Two Nations 6: Crime

My latest reading of Andrew Hacker’s Two Nations: Black and White, Separate, Hostile, Unequal focused on crime.  Hacker states that “one out of every five black men will spend some part of his life behind bars” (page 195).  That is not a majority of African-American men, but it is still a significant amount. And this 2013 article is about a report that argues that the number could become one in three, if current incarceration trends continue.

Why is this the case, according to Hacker?  For one, there is the factor of poverty.  Granted, most African-Americans are not in poverty, as most African-American men are not in prison.  But about a fourth of African-Americans are in poverty, and that is a significant amount.  When people are poor and have few options, one path that they may choose is crime.

Second, Hacker contends that there are African-American men who are resentful of African-American women, and that this could account for a number of black-on-black rapes.  More than once in this book, Hacker cites statistics that indicate that African-American women on average do better than African-American men economically, professionally, and academically, and Hacker’s proposed reason for this is that white society believes that African-American women are better at gelling with white ways of doing things: they are supposedly more accommodating, they are more likely to sit down and be quiet in the classroom, etc.  Hacker states on page 192 that this “can create social divisions and stir sexual tensions”, and that “Men have always sought to bring down women whose ambitions or achievements threaten male esteem.”
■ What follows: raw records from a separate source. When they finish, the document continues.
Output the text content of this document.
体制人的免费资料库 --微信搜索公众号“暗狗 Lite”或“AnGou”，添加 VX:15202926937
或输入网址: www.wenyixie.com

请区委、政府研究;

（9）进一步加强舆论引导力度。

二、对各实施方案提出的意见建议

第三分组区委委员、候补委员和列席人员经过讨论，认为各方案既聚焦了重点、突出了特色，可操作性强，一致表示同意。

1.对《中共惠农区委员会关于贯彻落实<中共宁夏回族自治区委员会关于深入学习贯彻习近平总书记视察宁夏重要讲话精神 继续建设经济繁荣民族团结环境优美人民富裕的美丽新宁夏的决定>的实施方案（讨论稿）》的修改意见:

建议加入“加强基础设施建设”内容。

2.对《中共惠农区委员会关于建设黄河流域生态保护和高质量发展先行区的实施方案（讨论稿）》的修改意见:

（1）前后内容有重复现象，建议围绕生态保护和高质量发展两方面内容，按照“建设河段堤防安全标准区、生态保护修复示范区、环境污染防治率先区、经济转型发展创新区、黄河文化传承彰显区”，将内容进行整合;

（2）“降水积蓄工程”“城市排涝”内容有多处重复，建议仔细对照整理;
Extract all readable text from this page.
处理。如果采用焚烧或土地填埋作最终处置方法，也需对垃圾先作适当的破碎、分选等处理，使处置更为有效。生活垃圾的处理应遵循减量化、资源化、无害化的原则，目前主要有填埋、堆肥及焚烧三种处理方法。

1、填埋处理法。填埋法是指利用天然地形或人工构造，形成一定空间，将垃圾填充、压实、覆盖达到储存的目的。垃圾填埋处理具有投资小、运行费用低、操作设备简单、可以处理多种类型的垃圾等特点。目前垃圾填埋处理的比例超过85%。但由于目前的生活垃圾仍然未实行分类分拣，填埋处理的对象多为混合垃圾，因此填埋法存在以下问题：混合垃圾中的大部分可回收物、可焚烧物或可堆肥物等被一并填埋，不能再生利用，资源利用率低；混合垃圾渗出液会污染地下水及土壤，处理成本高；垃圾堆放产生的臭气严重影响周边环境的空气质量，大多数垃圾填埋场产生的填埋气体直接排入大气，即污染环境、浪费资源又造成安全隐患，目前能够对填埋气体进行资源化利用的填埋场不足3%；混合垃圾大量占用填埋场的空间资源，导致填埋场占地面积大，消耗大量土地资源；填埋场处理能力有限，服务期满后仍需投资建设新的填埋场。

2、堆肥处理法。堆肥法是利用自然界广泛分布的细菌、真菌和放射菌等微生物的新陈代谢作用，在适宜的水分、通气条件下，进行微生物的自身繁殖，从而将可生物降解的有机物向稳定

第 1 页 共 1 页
Third, African-American men who commit crimes are likely to commit those crimes with visibility, increasing the likelihood that they will get caught.  Rather than breaking into a house in the suburbs, for example, they would try to rob someone on the street.  And, fourth, much of the criminal justice system is white.  Hacker asks how a white person would feel if he drove into a black neighborhood and accidentally hit an African-American child, and the only people in the courtroom who are white are he and his lawyer.  Wouldn’t the defendant feel as if the system were biased against him, in that case?  Well, that’s how a number of African-Americans feel.

Of course, conservatives can come back with answers to this: that there are many poor people who don’t commit crimes, and many rich people who do, and that the African-American crime and incarceration rate in the 1930′s was much lower than it is today.  Hacker acknowledges all of this, even if he may not believe that it thoroughly undermines his overall argument and observations.